そして先ほど申し上げたように、僕らの芸能の伝承でいうと、やはり「大家族」っていうものが、ひとつとても大切な枠組みをもっているんです。僕は詳しくはわかりませんけれども、このハワイにもそういう家族制度っていうか、大家族の良い形がおありになるんだろうと思うんですね。
「文化」っていうものは、核家族になってしまうと、とっても狭くなってします。
— ハワイ語で家族のことを「オハナ」と言うんですが、ハワイでは「オハナ」という言葉がよく使われて、家族や人と人との結び付きを大切にするんです。
日本の古き良き時代の家族制度の暖かさとか厚みとかを、正直、感じますよね。
だんだん日本そのものが核家族になってしまっていて、精神的なものなり、文化的なものが薄っぺらになっていく恐れがあるでしょ。それを支えていくのが家族なんだと思うんです。
僕らもそうやって育ってきたんですが、お父さんやお母さんは子供により厳しく、伝統で言うと、直接教える人間が難しいこととか厳しいことを言わなければならないんですね。けれど、そこにおじいさんのようなもう一つ前の世代がいると、「もっと面白いんだよ」とか、「楽しいよ」ということが説ける。そういう厚みが大切なんでしょうね。もちろん、「面白いよ、楽しいよ」だけでもだめ。だから両方。そういうものが上手く織り成していけることが、芸能に限らず、日常の生活においてとても大切なんだと改めて思いますね。
— 和泉流狂言が300年という長い歴史を経て続いてきた根源に古き日本の大家族が織り成すものがあるということですね。

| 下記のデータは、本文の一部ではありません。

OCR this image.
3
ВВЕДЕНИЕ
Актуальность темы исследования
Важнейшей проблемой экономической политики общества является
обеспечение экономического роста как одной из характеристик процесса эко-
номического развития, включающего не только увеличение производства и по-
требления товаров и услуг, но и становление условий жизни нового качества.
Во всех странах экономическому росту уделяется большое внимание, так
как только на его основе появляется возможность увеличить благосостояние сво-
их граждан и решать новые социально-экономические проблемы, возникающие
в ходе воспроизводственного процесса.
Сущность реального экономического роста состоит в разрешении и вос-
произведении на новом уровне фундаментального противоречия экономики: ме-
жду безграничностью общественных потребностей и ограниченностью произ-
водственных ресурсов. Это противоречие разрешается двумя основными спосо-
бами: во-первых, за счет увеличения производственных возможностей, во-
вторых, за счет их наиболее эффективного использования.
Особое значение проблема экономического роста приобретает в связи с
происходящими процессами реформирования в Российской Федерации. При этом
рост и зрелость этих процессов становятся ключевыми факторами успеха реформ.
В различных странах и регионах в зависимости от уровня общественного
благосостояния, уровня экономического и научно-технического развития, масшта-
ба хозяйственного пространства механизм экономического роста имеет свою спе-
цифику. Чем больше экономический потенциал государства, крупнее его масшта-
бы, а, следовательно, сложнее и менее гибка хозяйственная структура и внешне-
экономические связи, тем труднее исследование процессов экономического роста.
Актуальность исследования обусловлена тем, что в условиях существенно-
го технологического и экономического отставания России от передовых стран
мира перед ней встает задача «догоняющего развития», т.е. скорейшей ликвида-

そうですね、そういうものが織り成していくんでしょう。伝承って言うのは長い呼吸で物を考えていかないと難しいんですね。すぐにぱっと素敵な花を咲かせたいけれど、それは一代じゃなかなかね。根っこは雑草みたいに踏まれても踏まれても枯れないだけの強さがあって、それになんとか素敵な花が咲くといいんですよね。下手すると素敵な花が根無し草になってしまう。枯れてしまっても、根っこがとても強いのでまた素敵な花が咲く、そういう努力をこれからいろんな形で、国を超えて、民族を超えて、いろいろな所で重層的になされていくことが大切なんじゃないでしょうか。
そして今、自分としては、なるべく「楽しいよ」とか、「面白いよ」ということを言いたいですね。「難しいよ、厳しいよ」というのは、もうさんざん言ってきたから。なるべくそういう風になっていかないと・・・年寄りは(笑)。